For patients who are critically ill, traveling for care can feel unbearable. Patients would rather receive treatment locally, where they have family support and can recuperate in the comfort of their own home instead of a sterile hospital room.

In a previous post, Pamela started a discussion about Johns Hopkins Medicine International’s role in transforming the concept of medical tourism, travelling to receive diagnosis or treatment. We recognize that local care is better, and so the collaborative health model we created 20 years ago includes global affiliates with whom we work to expand and enhance care in their home countries.

Providing excellent care at the local level improves health and health care globally. Our goal is to work with affiliates to make sure they have the training and resources they need to be self-sufficient. We’ve done our job right when we can hand over the reins to the local experts so patients can get the very best care in their home country.

That said, we do recognize some rare or complex conditions require specialized expertise or technologies that aren’t available locally (at least not yet). Certain patients will have to travel—hundreds or thousands of miles—to get the best care possible, with the best results.

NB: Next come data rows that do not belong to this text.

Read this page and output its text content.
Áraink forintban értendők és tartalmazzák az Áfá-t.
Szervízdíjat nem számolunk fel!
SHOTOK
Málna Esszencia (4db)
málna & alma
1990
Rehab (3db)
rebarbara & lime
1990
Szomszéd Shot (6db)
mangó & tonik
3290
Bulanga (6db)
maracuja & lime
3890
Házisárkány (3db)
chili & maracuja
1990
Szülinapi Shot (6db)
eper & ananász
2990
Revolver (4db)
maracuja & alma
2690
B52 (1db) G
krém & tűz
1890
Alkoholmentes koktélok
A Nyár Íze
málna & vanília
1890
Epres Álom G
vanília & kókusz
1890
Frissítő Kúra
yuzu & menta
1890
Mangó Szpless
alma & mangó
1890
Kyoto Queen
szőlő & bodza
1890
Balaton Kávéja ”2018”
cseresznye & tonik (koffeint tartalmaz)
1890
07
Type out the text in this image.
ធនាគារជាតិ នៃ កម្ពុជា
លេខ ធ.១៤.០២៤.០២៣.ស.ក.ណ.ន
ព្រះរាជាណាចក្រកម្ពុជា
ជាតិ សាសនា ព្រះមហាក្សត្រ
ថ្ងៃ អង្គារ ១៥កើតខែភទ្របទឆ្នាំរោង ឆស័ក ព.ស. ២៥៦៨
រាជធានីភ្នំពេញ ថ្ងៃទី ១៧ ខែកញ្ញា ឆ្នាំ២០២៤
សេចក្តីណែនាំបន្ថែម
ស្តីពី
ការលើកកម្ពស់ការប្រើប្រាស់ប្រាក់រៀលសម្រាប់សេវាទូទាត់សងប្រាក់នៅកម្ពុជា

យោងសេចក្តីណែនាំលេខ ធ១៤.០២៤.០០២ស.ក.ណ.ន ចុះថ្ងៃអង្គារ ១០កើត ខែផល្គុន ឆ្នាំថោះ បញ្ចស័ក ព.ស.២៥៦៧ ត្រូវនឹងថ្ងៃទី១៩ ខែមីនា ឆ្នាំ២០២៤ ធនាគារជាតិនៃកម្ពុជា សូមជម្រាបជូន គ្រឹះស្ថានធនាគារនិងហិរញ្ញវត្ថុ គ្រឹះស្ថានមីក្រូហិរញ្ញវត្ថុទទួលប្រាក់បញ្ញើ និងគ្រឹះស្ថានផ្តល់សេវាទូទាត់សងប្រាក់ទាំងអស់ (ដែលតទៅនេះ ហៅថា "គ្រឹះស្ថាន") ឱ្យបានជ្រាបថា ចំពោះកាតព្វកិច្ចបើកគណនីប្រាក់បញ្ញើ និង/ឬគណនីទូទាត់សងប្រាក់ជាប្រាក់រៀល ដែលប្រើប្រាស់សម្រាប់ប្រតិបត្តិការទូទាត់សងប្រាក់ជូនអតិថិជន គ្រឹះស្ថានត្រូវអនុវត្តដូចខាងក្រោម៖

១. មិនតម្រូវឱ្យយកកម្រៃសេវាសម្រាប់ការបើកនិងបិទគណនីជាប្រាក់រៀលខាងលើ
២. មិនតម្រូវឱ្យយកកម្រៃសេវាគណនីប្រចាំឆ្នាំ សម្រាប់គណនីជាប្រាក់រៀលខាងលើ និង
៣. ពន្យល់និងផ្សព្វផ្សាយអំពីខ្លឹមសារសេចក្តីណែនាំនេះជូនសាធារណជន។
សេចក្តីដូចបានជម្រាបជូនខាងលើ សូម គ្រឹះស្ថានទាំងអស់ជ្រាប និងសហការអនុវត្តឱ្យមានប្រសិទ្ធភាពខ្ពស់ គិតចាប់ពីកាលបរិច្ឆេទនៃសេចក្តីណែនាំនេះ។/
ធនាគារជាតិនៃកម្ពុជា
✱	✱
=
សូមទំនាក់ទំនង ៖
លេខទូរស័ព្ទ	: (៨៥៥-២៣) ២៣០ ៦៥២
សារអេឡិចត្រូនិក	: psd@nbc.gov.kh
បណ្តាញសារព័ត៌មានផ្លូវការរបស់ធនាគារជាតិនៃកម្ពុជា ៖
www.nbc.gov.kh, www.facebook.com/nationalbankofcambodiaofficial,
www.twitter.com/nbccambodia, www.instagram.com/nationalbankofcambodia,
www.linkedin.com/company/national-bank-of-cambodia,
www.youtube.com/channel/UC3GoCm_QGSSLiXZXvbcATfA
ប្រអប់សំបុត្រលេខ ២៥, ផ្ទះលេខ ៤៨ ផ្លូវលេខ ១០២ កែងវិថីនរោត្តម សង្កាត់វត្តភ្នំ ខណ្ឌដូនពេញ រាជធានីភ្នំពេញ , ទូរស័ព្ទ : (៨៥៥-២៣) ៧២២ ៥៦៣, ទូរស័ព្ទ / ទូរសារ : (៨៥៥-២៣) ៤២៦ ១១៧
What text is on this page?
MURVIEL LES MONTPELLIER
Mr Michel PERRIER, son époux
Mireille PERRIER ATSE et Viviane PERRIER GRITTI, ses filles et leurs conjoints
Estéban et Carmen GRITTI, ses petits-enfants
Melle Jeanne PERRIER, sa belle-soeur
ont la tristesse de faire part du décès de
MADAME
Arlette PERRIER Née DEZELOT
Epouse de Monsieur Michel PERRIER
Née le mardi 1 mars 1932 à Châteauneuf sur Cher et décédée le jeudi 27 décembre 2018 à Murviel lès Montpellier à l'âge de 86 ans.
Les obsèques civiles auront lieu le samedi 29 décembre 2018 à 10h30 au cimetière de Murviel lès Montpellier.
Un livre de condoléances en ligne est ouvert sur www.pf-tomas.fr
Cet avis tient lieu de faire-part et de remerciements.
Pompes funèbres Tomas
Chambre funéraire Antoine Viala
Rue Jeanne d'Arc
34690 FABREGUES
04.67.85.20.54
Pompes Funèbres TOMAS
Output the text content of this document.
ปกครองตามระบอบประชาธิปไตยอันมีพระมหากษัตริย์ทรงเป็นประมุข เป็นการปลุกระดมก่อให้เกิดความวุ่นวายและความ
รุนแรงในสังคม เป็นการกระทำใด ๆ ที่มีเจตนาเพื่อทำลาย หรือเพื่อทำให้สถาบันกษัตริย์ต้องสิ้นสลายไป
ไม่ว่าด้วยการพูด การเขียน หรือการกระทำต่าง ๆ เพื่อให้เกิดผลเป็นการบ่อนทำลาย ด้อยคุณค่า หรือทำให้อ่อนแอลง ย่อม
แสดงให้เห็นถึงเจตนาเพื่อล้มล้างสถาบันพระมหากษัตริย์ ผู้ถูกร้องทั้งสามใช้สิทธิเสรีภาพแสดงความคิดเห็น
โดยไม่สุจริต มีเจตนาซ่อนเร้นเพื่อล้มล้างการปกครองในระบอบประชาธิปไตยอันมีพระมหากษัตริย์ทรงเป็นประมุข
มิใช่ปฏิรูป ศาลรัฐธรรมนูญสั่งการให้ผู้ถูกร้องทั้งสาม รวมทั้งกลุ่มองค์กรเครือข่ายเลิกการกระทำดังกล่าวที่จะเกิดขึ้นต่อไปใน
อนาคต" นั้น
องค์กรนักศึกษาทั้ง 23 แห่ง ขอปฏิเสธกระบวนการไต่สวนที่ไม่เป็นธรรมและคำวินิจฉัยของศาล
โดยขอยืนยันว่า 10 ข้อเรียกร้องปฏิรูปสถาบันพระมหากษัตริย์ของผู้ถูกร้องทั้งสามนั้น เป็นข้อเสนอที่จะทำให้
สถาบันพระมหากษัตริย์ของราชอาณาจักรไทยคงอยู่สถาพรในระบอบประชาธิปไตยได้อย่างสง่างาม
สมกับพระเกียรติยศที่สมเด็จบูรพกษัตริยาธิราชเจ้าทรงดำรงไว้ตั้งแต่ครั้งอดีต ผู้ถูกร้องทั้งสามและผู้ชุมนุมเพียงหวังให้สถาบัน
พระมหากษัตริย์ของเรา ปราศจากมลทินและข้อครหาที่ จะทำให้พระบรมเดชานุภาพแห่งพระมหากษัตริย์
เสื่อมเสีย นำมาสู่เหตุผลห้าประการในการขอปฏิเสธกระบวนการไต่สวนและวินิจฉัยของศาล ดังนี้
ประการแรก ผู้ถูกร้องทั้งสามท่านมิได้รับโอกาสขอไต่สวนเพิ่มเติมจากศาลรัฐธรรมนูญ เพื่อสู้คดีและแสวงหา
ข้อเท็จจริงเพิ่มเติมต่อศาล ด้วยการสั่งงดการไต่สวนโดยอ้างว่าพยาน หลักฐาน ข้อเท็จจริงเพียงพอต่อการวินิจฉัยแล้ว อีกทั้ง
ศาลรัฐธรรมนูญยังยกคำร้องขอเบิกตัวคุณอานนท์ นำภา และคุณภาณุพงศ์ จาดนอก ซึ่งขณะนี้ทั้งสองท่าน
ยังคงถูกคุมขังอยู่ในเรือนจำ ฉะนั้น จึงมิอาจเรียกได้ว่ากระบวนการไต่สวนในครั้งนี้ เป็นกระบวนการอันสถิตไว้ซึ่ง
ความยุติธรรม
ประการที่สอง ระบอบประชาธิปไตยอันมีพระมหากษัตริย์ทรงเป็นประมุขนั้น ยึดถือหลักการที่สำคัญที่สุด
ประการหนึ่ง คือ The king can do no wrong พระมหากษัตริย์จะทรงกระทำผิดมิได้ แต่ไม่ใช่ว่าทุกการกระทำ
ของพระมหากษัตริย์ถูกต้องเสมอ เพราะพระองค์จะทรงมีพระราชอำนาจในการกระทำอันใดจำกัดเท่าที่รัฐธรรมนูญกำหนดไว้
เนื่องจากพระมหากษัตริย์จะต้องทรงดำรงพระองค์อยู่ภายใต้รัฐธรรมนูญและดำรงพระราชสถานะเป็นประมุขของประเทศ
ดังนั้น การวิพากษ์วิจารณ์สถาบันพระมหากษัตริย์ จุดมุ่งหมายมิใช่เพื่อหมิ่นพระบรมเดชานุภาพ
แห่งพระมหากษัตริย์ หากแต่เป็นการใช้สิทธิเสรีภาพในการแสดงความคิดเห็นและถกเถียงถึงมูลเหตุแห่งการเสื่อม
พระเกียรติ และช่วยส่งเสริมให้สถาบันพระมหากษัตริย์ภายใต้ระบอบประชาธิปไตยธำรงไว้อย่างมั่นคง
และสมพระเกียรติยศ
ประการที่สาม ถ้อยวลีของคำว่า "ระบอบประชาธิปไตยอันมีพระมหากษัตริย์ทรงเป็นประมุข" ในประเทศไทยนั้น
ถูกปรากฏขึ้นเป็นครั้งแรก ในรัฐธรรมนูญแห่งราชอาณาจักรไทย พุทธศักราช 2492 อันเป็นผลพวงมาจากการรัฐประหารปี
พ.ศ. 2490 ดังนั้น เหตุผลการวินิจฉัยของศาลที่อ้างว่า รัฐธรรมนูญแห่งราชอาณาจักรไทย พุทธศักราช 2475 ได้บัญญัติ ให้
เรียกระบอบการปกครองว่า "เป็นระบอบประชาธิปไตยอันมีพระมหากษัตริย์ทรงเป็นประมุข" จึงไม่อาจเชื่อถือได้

Over the past two decades, we imagined and developed one of the largest U.S. programs for delivering specialized, high-quality care to international patients who must travel for the care they need. Today many other health systems cater to international patients, so patients around the world who need critical care have options.

Choice is certainly good, but international patients must consider many factors when selecting medical care abroad:

What are the clinicians’ areas of expertise? Care providers must have a depth of experience in the patient’s needed clinical specialty area, including regular, first-hand experience with rare and complex conditions. They also should be drawing from the latest research to coordinate and deliver the right care at the right time, in the right setting.

Does the hospital invest in research? Medical research continues to enhance health care by providing important information about disease trends and risk factors, outcomes of treatment, costs and public health campaigns. The information can become the basis for clinical trials that explore the effects of medical interventions, possibly giving new hope to critically ill patients. Investing in research can profoundly change how we treat and even prevent disease. 

Are care teams on the same page? Providers need to work together to determine the best treatments and preventions. When they coordinate up front, they can prevent complications, especially those leading to hospital readmittance.

Does the health system embrace Big Data? Data science is transforming medicine, as well as public health and research. In terms of patient care, doctors benefit from having as much information as possible—about whole populations and individual patients—when deciding what screenings and treatments to recommend. Embracing Big Data in health care helps us develop an individualized approach that delivers better results at a lower cost.

Is patient safety a priority? The safety and well-being of patients should be a hospital’s highest priority. Strong health care teams reduce infection rates, put checks in place to prevent mistakes, and ensure strong lines of communication between hospital staff, patients and families. Caring about patients’ safety means they get the best care—from diagnosis to discharge.

Do staff understand and respect patient diversity? By embracing cultural diversity, health providers can increase patient engagement and education and improve the overall quality of care. This should include tailoring care delivery to meet patients’ social, cultural and language needs.

Certainly there are other important factors patients and their loved ones must consider when choosing an international medical setting. These factors rose to the top of my mind because they are often topics of conversations our staff members have with individuals and families who have chosen to travel to Johns Hopkins for care.

In a crowded marketplace, these are some of the elements we’ve made a priority to ensure patients from Baltimore or from around the world have access to leading-edge care, delivered in a culturally appropriate way.